OLMASI GEREKTİĞİ GİBİ BİR MARŞ

İlker Kömürcü’nün Yüzüncü Yıl Marşı ise hem bestesi hem düzenlemesi hem de icrası ile anıtsal bir duruş sergiliyor.

Bu konuyu biraz açalım: Milli günler için bestelenen marşlarda aranan ilk özellik kolayca söylenebilmesi değil kalıcı olması, zaman meydana okuyabilmesidir. Bundan dolayı marş yazarının önünde son derece zorlu bir iş belirir: Hem klasik müziğin en keskin, en gelenekçi kurallarının içinde kalmalı hem de bestenin içine arzu edilen duyguyu, coşkuyu, heyecanı yerleştirmelidir. Estetik anlamda ise hem dengeli bir güzelliğe sahip olmalı hem de görkemli olmalıdır. İşte, Kömürcü’nün bestesi, tüm bu özellikleri taşıdığı için anıtsal beste unvanını hak ediyor.

MARŞ KOLAY MI SÖYLENMELİ?

Yeri gelmişken bir yanılgıyı da düzeltelim. Marşların “kolay söylenebilmesi, halkın ağzına pelesenk olması” bir başarı kriteri gibi sunuluyor. Bu kriter, pop şarkıları, seçim kampanyası melodileri için geçerlidir. Milli marşlar içinse tam tersi söz konusudur. Marş, görkemli, anıtsal ve yüzyıllara meydan okuyacak denli kalıcı olmalıdır. Hızla kabul görüp terennüm edilmeye başlanan bestelerin ömür de o kadar kısa olur.

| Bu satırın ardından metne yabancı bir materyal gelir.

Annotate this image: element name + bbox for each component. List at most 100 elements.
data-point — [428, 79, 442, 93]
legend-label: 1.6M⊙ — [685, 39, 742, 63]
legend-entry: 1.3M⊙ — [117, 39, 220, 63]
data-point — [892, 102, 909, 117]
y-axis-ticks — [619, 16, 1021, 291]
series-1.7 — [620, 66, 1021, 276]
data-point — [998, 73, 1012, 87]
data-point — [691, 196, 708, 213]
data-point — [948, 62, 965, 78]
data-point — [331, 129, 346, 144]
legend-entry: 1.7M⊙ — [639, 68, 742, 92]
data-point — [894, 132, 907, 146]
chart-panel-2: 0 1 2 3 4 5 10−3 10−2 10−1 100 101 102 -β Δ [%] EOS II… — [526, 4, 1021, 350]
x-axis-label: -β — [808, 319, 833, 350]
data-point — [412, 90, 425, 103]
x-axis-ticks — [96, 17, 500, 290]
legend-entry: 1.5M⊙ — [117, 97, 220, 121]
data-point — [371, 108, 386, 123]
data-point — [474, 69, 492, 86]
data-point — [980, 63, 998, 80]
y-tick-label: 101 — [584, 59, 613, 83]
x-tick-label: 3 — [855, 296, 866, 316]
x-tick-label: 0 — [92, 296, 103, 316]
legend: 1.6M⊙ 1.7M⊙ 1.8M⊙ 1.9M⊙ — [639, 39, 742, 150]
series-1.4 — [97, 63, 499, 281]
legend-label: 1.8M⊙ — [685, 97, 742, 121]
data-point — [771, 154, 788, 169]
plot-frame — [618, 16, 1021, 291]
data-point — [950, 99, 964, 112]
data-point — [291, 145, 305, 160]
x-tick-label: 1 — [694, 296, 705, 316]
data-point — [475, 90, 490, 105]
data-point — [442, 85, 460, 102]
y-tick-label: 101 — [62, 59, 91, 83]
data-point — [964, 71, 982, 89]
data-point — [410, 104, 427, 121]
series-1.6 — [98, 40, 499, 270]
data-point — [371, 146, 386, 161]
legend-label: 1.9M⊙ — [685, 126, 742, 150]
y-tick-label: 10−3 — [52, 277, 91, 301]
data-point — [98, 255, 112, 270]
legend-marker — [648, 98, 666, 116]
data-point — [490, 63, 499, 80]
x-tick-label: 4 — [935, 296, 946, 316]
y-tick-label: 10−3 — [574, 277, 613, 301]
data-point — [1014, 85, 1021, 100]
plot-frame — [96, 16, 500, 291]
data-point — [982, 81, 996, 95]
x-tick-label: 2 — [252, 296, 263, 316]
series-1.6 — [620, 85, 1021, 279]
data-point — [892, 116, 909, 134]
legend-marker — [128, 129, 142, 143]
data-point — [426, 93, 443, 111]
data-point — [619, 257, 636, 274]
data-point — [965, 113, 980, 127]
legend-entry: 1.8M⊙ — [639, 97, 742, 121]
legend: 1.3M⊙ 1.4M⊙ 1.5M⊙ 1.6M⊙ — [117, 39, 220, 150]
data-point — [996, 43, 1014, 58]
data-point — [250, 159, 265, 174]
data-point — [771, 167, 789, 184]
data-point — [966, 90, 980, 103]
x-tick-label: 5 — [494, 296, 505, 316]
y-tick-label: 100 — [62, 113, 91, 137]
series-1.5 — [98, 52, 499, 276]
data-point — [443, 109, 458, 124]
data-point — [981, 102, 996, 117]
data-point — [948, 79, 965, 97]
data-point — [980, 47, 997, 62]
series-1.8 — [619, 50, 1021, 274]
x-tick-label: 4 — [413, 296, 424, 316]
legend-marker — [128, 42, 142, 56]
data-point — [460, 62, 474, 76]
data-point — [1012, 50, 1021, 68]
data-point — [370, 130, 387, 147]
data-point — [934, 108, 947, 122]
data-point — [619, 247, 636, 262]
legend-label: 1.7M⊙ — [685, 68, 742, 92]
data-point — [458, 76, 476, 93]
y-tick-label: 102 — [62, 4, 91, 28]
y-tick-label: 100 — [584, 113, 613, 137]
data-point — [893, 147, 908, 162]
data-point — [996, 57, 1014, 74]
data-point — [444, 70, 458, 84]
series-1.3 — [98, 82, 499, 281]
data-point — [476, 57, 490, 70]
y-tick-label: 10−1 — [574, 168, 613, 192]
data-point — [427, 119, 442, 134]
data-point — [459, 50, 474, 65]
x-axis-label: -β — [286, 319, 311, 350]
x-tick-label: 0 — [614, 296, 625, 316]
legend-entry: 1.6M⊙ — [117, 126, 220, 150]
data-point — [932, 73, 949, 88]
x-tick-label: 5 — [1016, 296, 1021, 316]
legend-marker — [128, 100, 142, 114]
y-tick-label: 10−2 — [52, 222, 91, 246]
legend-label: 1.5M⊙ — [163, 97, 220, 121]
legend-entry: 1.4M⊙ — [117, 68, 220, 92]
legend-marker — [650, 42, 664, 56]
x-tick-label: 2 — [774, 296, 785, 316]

Peki öyleyse nasıl oluyor da zamana meydan okuyan marşlar aynı zamanda çokça çalınıp söyleniyor? Bunun sebebi, duygusu ile beraber uzun süre yaşayabilen bir marşın, zaman içinde kolay icra edilebilir varyantlarının çıkmasıdır. Zamana meydan okuyan beste, aynı zamanda toplumsal hafızaya yavaş yavaş yerleşen, çok fazla tekrar edildiği için de taşıdığı milli duyguyu yeniden üretilebilir kılan bestedir. Yıllar içinde çeşitli ortamlarda söylenebilecek farklı versiyonlarının çıkması doğaldır. Bu sayede sadece bestelendiği günün sosyolojisine değil, ulusun gelecek kuşaklarına da mal olur.

Youtube üzerinden her iki marşı da dinlemenizi ve yukarıda izah etmeye çalıştığım estetik kriterler ışığında karşılaştırmanızı öneririm. Bakalım siz ne diyeceksiniz?

Gelecek yazıda her iki marşı sözler açısından da kıyaslayacağız.